JO : en Super-G, Matthias Mayer fait parler la neige

Après son compatriote Hermann Maier, l’Autrichien de 27 ans devient le second non-norvégien en vingt ans à remporter l’or olympique dans la discipline.
L'Autrichien Matthias Mayer, lors du Super-G de vendredi à Jeongseon. (Photo Javier Soriano. AFP)
publié le 16 février 2018 à 17h50

Surpuissante au point de confisquer le titre olympique en super-G depuis quatre olympiades, la Norvège a laissé filer l’or vendredi sur la piste de Jeongseon : une raison de plus pour faire entrer ces Jeux coréens dans l’histoire des sports d’hiver.
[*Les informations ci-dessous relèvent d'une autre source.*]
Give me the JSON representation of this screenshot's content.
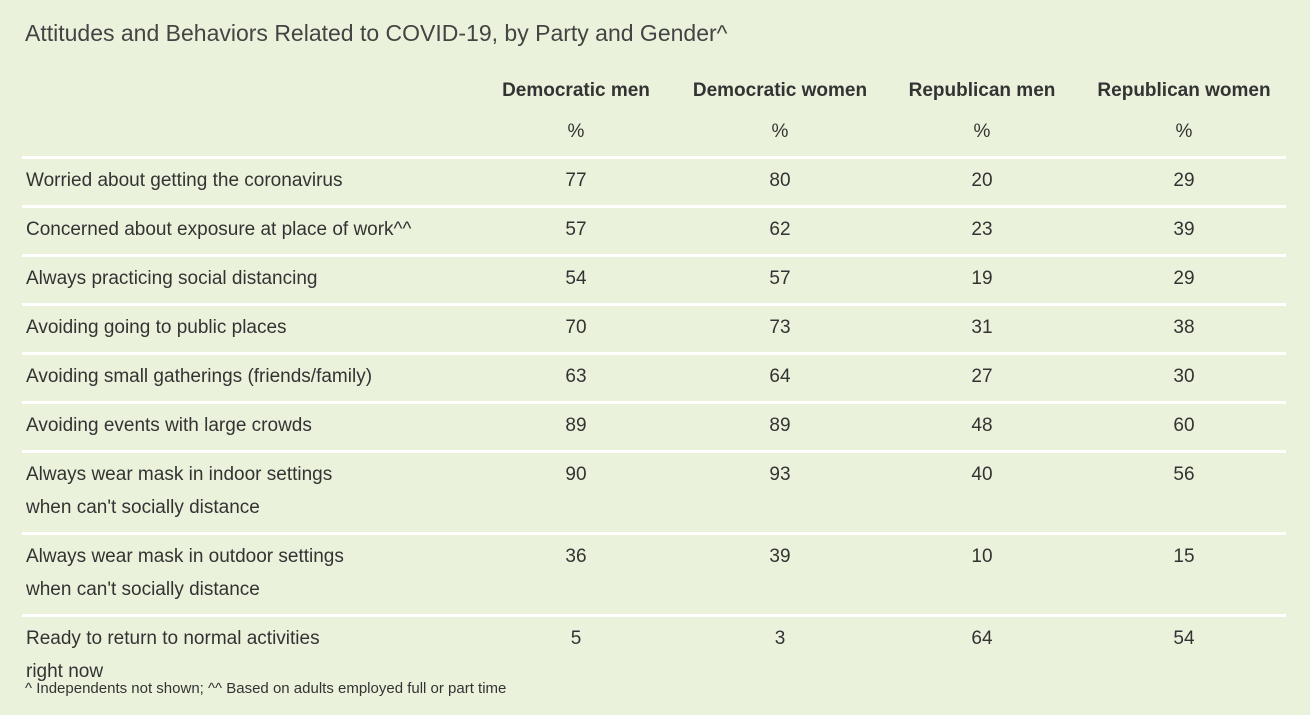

«Bon, on s'attendait à un nouvel or norvégien, a expliqué Kjetil Jansrud, 3e de ce Super-G après sa 2e place de la descente la veille. Comme si c'était évident ! Moi, je suis content du bronze. Et content aussi d'être sur un podium aussi costaud.» En 2e position, rien moins que le champion du monde en titre de descente, le Suisse Beat Feuz. Et sur la première marche, l'Autrichien Matthias Mayer, champion olympique de ­descente à Sotchi, 27 ans, «fils de» (Helmut Mayer), skieur étrange comptant désormais deux ors au Jeux alors qu'il ne s'est jamais ­imposé qu'à quatre reprises ­depuis son apparition sur le circuit de Coupe du monde en 2011.

Vol plané

Sur les pistes, Mayer est une merveille : ses skis «parlent» à la neige, c'est-à-dire qu'il se dégage une impression suave et douce là où d'autres s'expriment en force. Son dossard élevé (le 15) aurait dû le faire plonger ­vendredi, sur un parcours qui s'est vite dégradé : le natif d'Afritz am See (Carinthie) a exprimé une sorte de magie. Ces skieurs-là traversent les courses en empathie avec le relief et la neige, les sens ouverts : alors que certains skieurs de vitesse confessent ne comprendre avoir réussi ou raté leur descente qu'en regardant le tableau électronique à l'arrivée, Mayer a expliqué avoir flairé sur le bas du parcours que ça devait «être bon pour [lui]». «Après, voir du vert [indiquant qu'on tient le meilleur chrono, ndlr] sur le tableau d'affichage vous procure toujours un ­sentiment fantas­tique, a-t-il ajouté. Je me suis fait mal à une hanche en chutant lors de la manche du slalom du combiné mardi et mon kiné a eu pas mal de travail ces derniers jours. Ma hanche est ­encore bien bleue. Mais elle a tenu. Mon père a gagné la médaille d'argent aux JO de 1988 et je la voyais tous les jours dans le salon familial depuis ma naissance en 1990. Depuis Sotchi, je suis bien content d'avoir la mienne aussi.»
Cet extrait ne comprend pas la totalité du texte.